The government has tried to stoke such demand with PLI (production linked incentive) schemes.
To say this has worked would be an understatement.
MNCs like Apple, Samsung, Dell and Foxconn are all lining up to set up capacities in India.
All of this has taken the projected demand for steel several notches higher than anticipated.
So, the demand outlook for steel is looking rosier than ever before. Add to that the chances of higher pricing and sale of premium products.
Meanwhile, ace Technical Analyst at Equitymaster, and editor of the premium monthly recommendation service Fast Profits Report, Brijesh Bhatia is bullish on the steel sector.
In fact, Brijesh also made a video at the start of this year on the steel sector. As per him, steel is the one sector where he thinks 2021 could see a huge uptick.
His call has been on the mark so far.
In case you haven't seen the video, you can access it here.
How the stock markets reacted to Tata Steel’s earnings
Tata Steel share price opened the day down by 0.6% at ₹1,414 on the BSE, against its previous close of ₹1,435.
As the session progressed, it reversed losses and rose 1% to ₹1,457.
Shares again succumbed to profit booking and fell 1% to ₹1,395.
Ahead of its earnings, Tata Steel shares gained momentum as a rating upgrade by S&P Global Ratings improved sentiment. This is its second rating upgrade in 2021.
Reports suggest that an improving balance sheet is aiding Tata Steel’s sentiment as it uses record-low interest rates to trim liabilities.

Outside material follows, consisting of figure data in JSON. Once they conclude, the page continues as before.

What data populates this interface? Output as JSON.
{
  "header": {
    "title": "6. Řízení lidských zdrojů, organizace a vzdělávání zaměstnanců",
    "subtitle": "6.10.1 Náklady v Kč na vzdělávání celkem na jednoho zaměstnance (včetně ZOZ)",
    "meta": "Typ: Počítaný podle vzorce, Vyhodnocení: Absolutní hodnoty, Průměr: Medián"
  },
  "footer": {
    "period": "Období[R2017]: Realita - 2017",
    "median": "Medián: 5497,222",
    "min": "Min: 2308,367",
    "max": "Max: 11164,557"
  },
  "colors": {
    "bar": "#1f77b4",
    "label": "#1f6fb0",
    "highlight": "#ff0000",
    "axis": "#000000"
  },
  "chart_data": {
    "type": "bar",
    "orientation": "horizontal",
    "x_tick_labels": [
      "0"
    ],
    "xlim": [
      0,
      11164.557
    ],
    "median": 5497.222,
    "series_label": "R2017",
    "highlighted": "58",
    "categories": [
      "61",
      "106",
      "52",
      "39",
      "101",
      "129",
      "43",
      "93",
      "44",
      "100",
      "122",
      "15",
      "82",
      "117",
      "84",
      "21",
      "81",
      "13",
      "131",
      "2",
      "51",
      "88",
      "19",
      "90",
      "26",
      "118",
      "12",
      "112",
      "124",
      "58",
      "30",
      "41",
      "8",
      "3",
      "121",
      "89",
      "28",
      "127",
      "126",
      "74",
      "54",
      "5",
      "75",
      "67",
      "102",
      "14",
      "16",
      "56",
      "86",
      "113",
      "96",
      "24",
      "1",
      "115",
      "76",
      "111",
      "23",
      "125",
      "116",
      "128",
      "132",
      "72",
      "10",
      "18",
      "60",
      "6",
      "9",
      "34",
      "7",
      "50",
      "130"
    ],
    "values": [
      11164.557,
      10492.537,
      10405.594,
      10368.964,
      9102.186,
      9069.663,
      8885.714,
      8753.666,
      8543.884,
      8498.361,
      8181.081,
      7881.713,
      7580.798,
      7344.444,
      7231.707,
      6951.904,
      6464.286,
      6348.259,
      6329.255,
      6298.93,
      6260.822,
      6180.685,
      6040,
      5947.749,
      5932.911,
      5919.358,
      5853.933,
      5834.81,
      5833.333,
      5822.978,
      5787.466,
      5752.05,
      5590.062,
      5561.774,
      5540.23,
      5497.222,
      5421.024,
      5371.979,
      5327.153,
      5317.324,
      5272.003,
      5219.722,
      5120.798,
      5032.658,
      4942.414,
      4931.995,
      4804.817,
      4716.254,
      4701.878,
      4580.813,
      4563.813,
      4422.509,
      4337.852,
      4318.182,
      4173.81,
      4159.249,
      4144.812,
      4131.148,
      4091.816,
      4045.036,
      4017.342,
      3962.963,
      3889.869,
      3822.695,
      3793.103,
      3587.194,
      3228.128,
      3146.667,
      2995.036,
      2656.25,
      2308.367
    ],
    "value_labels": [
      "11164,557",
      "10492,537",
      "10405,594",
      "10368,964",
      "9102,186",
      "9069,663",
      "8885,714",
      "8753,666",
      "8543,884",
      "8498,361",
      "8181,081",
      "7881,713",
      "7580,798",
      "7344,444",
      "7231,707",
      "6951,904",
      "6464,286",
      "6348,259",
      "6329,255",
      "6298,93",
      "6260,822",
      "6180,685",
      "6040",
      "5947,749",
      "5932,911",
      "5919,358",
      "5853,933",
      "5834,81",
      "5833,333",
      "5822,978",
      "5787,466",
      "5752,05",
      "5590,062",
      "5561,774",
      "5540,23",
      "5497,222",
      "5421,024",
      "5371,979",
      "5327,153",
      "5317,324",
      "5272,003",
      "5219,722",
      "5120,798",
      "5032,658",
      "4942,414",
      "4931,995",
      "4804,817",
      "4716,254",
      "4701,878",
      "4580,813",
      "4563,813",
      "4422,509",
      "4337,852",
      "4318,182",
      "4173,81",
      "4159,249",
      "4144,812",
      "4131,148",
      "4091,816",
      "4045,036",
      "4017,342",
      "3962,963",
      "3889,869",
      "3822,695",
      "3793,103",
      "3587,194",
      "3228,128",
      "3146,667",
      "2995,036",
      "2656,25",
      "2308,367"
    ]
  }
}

Tata Steel shares have a 52-week high quote of ₹1,481 touched last month on 29 July.
They have a 52-week low quote of ₹343 touched on 24 September 2020.
Up about 246% in the past year and 123% since the start of January 2021, Tata Steel is the top performer of BSE Sensex and NSE Nifty, on course for its biggest annual jump since 2009.
If compared from the lows of ₹254 touched in March 2020, Tata Steel shares are up a whopping 465%!
At the current price of ₹1,430, the company commands a marketcap of ₹1,721.6 bn.
About Tata Steel
Tata Steel commenced operations in 1907, with the establishment of India’s first integrated steel plant.
At present, Tata Steel had a global crude steel production capacity of 32.3 MTPA across Jamshedpur, Kalinganagar, South East Asia, Tata Steel BSL and Europe.
The Tata group company has presence across the entire value chain of steel manufacturing from mining and processing iron ore and coal to producing and distributing finished products.
It offers a broad range of steel products including a portfolio of high value-added downstream products such as hot-rolled, cold-rolled, coated steel, rebars, wire rods, tubes and wires.